La madre del borrego

Opinión / Carlos Verucchi / En Línea Noticias (Twitter: @carlos_verucchi)

La Segunda Guerra Mundial languidecía y los líderes de los países aliados se juntaban en Yalta para repartirse el mundo. Stalin tenía todas las de ganar. La Unión Soviética había vencido a la Alemania Nazi con un costo de 26 millones de muertos (casi el 14 % de la población) y la destrucción total de sus principales ciudades. Los Estados Unidos, por el contrario, apenas habían sufrido 200.000 bajas y conservaban todo su territorio y su industria sin daño alguno.


Ese mismo día de Febrero de 1945 se iniciaba la Guerra Fría entre las dos potencias victoriosas. Roosevelt y Stalin se sentaron a la mesa con un mapamundi extendido y la avidez que un emperador romano. Primero se dividieron Alemania, después Europa, el sector Este para la URSS y el Oeste para los EEUU. Se aseguraron terminar con el colonialismo de Gran Bretaña y Francia en Asia y África. Sólo quedaba América Latina. Stalin estaba satisfecho, Roosevelt asaltado por la avaricia. “Quedátela vos”, debe haber dicho el georgiano con la cabeza puesta en cómo administraría su botín de guerra, somnoliento, adormecido ya por el vodka. Roosevelt debe haber tenido que esforzarse para no dejar entrever una sonrisa.


Unos meses después, los EEUU, con el fin de iniciar con el pie derecho la Guerra Fría, arrojaban dos bombas atómicas sobre Japón. Uno a cero y a cobrar, sacala del ángulo, ahora. Así se maneja el mundo.

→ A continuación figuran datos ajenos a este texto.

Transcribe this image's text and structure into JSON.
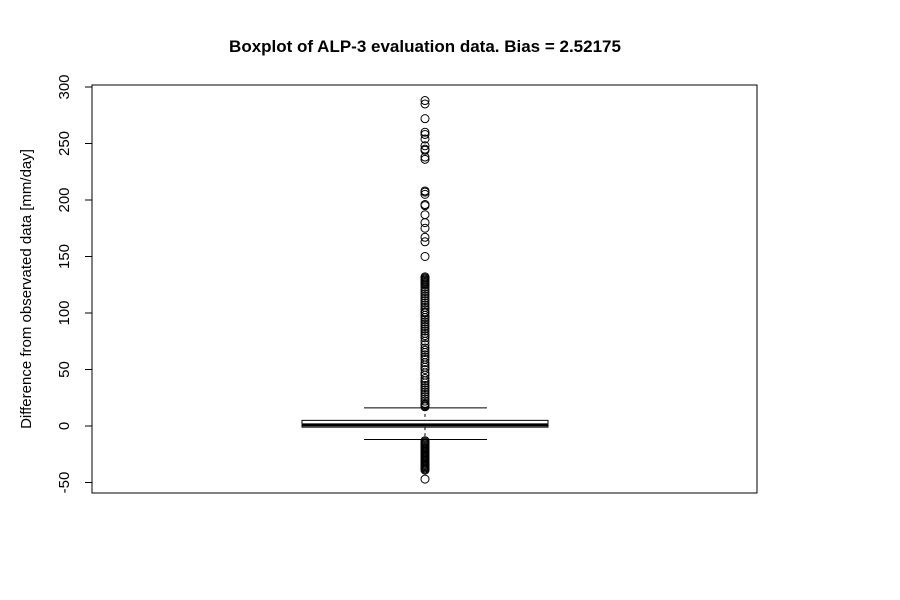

Las tensiones más grandes producidas entre las dos potencias, durante la Guerra Fría, se originaron justamente cuando alguna de ellas quiso romper con el orden acordado en Yalta, como en el caso de Cuba. Injusto o no, el acuerdo permitió cierta estabilidad mundial, al menos en el corto plazo.
Con la caída del Muro de Berlín y de la cortina de hierro, los soviéticos desistieron de sus ínfulas imperialistas y le dejaron el mundo, servido en bandeja, a la otra potencia.


A pesar de que pasaron 75 años desde el acuerdo de Yalta, los EEUU siguen haciendo valer sus derechos: América para los americanos. Latinoamérica dividida y alineada, por las buenas, o, eventualmente, por las malas. Ahí es donde estaba la madre del borrego, diría mi abuela. Mientras tanto, periodistas inescrupulosos e idiotas útiles de diversa calaña destacan el empeño y dedicación de los norteamericanos por llevar la “democracia” a todos los confines del mundo.


Cuando alguien se revela a ese poder y a ese orden, tarde o temprano padecerá el escarmiento, si no piensen en Lula o en Evo Morales. Alguien dijo hace unos días que cuando Cristina Kirchner deja en ridículo a los jueces que pretenden condenarla, no está desafiando a la justicia argentina o al entonces presidente Macri, ni siquiera a la oligarquía nacional ni al poder mediático de Magneto, está provocando a la mismísima CIA: no hay muchas chances de buscarse un enemigo más poderoso.


La pregunta que surge en estos días de primavera albertista es ¿hasta dónde podrá el nuevo gobierno manejarse con libertad en una América Latina amoldada al colonialismo norteamericano? Las expectativas no son muy auspiciosas. El mismo día de la asunción, el enviado de Trump ―un tal Mauricio Claver-Carone―, se retiró anticipadamente del acto en el que se traspasaba el mando ofendido por la presencia de un enviado de Maduro. No toleraremos gobiernos que hagan apologías de las dictaduras, dijo al día siguiente. Olvidó mencionar los casos de Bolivia y Chile, evitó hablar de Bolsonaro. Tampoco aclaró de qué modo se pondrá en práctica la intolerancia anunciada.


El mensaje es más que claro, y lo hicieron saber el día cero del nuevo gobierno. No esperemos una tregua. La Guerra Fía terminó hace tiempo. Ya nadie se acuerda de lo que se acordó en Yalta. Eso no significa que las cosas hayan cambiado, el patio de atrás del imperio debe estar limpio, ordenado, prolijo, en silencio, haya o no haya lacayos en el poder. Las venas de América Latina deben seguir bien abiertas: sus metales son imprescindibles para que los devoradores seriales de hamburguesas sigan creciendo, sigan expandiéndose en un mundo en el que se quedaron sin contrapeso, y que avanza, como un equilibrista sin barra y sin red, por la cuerda floja hacia el abismo.